Um Haaresbreite
einhundertundfünfzig Millionen Dollar geliehen. Zumindest sind sie als Darlehen in die Akten eingegangen. In Wirklichkeit jedoch war es eine Vorauszahlung.«
»Da kann ich Ihnen leider nicht folgen.«
»Premierminister Herbert Asquith und König George V. trafen sich am zweiten Mai zu einer Geheimsitzung und fanden eine Lösung, die ihnen die Verzweiflung diktierte. Richard Essex, der Unterstaatssekretär unter William Jennings Bryan, und Harvey Shields, der stellvertretende Sekretär des britischen Foreign Office, arbeiteten dann ein Abkommen aus, das für kurze Zeit als der Nordamerikanische Vertrag bekannt wurde.«
»Und was war der Kern dieses Vertrages?« fragte der Präsident.
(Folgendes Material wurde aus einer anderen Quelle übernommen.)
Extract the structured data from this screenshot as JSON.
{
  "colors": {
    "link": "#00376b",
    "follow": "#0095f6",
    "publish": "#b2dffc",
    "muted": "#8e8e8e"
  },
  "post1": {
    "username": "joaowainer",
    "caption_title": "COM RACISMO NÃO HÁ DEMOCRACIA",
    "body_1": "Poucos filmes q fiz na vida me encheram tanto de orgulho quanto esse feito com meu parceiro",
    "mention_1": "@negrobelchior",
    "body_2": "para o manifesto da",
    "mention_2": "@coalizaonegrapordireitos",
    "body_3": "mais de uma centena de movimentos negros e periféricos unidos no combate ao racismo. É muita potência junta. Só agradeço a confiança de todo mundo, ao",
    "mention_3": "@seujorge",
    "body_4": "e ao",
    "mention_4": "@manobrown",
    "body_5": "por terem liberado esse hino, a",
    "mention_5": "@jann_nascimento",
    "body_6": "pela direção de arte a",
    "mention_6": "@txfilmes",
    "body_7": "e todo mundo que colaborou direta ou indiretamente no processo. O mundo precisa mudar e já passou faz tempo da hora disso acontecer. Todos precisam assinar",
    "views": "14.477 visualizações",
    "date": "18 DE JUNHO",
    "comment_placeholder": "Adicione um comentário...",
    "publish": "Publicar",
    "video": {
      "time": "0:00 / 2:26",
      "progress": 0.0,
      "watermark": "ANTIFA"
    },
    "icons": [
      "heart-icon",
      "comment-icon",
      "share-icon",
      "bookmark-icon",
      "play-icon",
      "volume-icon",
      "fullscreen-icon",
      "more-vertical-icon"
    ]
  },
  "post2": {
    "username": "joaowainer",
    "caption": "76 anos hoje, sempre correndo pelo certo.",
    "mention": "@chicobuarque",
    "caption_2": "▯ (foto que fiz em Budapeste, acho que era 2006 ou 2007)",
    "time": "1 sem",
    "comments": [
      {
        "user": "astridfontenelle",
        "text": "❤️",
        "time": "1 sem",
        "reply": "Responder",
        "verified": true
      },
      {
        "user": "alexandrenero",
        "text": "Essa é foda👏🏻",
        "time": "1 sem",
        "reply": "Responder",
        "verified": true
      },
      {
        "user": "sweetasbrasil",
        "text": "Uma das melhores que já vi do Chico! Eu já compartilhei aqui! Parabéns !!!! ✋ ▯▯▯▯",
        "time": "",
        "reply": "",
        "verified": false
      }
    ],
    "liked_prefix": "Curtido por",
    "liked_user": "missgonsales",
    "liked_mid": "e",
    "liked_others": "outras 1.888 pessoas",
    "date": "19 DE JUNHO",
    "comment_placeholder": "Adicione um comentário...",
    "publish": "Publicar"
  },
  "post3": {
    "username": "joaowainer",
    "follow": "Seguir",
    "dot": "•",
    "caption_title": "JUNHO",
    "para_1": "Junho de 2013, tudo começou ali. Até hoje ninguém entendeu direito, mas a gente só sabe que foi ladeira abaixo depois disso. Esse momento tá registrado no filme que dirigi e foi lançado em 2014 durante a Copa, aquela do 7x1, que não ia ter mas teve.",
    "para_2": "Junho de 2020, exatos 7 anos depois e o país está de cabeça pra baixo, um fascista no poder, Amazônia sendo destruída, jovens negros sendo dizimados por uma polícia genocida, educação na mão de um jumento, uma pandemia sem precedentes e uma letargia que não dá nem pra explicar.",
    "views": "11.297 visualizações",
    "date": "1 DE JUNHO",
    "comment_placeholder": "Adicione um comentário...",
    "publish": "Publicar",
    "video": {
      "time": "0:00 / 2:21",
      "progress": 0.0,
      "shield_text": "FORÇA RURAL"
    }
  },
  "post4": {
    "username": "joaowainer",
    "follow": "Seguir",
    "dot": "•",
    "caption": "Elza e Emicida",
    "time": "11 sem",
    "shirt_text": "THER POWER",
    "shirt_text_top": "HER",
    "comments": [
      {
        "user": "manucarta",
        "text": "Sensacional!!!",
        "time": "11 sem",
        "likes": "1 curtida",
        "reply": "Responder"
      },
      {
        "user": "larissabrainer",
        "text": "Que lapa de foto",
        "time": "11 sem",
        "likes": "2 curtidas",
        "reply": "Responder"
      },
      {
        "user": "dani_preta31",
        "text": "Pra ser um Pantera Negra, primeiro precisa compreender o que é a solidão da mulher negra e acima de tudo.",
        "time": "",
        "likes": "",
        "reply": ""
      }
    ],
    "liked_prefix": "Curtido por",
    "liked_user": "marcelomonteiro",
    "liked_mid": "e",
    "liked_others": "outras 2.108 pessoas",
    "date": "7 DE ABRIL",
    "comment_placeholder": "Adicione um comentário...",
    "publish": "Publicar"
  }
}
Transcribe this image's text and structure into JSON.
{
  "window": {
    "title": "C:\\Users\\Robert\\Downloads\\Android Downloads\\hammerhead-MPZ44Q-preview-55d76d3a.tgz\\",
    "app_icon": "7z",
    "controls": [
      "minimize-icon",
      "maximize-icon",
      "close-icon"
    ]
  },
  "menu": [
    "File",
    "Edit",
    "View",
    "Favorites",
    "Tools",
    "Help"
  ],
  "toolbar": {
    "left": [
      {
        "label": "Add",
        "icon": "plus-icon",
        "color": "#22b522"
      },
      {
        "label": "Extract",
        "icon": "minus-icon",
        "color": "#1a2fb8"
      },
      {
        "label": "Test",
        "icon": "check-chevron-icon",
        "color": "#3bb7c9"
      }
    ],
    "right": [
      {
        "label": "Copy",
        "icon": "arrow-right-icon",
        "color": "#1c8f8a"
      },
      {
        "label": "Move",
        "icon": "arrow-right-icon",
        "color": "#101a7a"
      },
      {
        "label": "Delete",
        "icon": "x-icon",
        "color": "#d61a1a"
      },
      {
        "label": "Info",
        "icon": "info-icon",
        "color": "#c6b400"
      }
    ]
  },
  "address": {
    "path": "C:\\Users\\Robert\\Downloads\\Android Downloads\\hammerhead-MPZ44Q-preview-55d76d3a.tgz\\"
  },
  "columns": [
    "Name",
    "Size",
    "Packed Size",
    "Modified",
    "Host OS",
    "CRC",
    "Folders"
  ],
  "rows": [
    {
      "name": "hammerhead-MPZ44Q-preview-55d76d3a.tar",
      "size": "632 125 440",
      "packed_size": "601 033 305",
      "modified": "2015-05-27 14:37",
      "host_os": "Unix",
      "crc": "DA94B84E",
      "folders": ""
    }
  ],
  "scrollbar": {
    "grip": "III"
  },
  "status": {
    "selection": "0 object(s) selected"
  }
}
Während etwa zehn Sekunden herrschte absolutes Schweigen.
Pitt zögerte, räusperte sich dann: »Großbritannien hat Kanada für die Summe von einer Milliarde Dollar an die Vereinigten Staaten verkauft.«
Der Präsident war völlig verblüfft, konnte nicht glauben, was er da gehört hatte.
»Sagen Sie das noch einmal«, bat er.
»Wir haben Kanada für eine Milliarde Dollar gekauft.«
»Das ist absurd.«
»Aber wahr«, sagte Pitt. »Vor dem Ausbruch des Krieges zogen viele Parlamentsabgeordnete die Loyalität und Unterstützungsbereitschaft der Kolonien und Dominions ernsthaft in Zweifel. Sowohl Liberale als Konservative vertraten ganz offen die Meinung, daß Kanada nur eine Bürde für das Empire sei.«
»Können Sie mir Beweise vorlegen?« fragte der Präsident mit skeptischer Miene.
Pitt gab ihm die Kopie des Briefes von Wilson. »Das hat Woodrow Wilson am vierten Juni an Premierminister Asquith geschrieben. Sie werden feststellen, daß eine Zeile verwischt ist.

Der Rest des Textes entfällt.